Something like a <marker name="location-1"> node and marker="location-2" attribute would work. Then during parsing and cloning, the browser would put these nodes into a dictionary. That dictionary would be available on the document or document fragment. The API doesn't have to look like this. As long as the browser can understand our intentions, it can optimize them.

Reduce, Reuse, Recycle

Once your instance is no longer needed, you remove it from the DOM. You could let it be garbage collected, or you could preserve it in a pool. Pooling is an advanced topic, and I’m not qualified to talk about it anyway (what is a high water-mark?).

Pooling makes objects long-lived and more expensive. In return, we can skip cloning and collecting references from it.

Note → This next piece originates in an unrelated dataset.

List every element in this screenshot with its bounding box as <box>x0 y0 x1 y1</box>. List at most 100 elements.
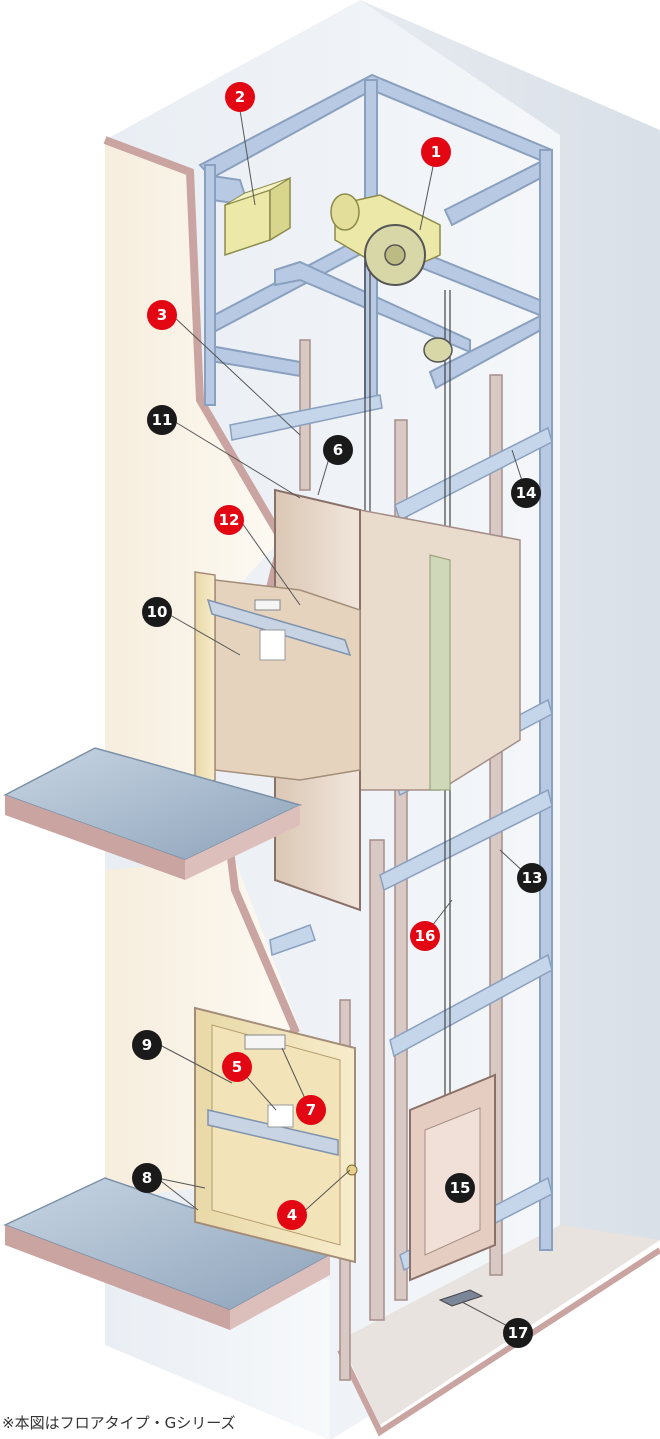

You want to make sure that when you don’t need the template anymore, its pool can be garbage collected. A good way to do this is with a weak-map.

To make a template reusable you need two things:

  1. All changes you make to the template instance need to be reversible. That is, you have to be able to clean the instance so that it’s ready for reuse.
  2. You need to be able to retrieve the instance from the DOM. This means putting the nodes back into a document fragment to be returned to the pool.

Conclusion

So how do you instantiate a template element? If it’s small and you only need a few references, then using querySelector or getElementById is fine. If your template is large, then prefer querySelectorAll, tree-walker, or descendant path. Consider pooling the instance to save the cost of cloning and finding references. And if you’re part of a standardizing body then I'd love to talk about a constant-time element access API.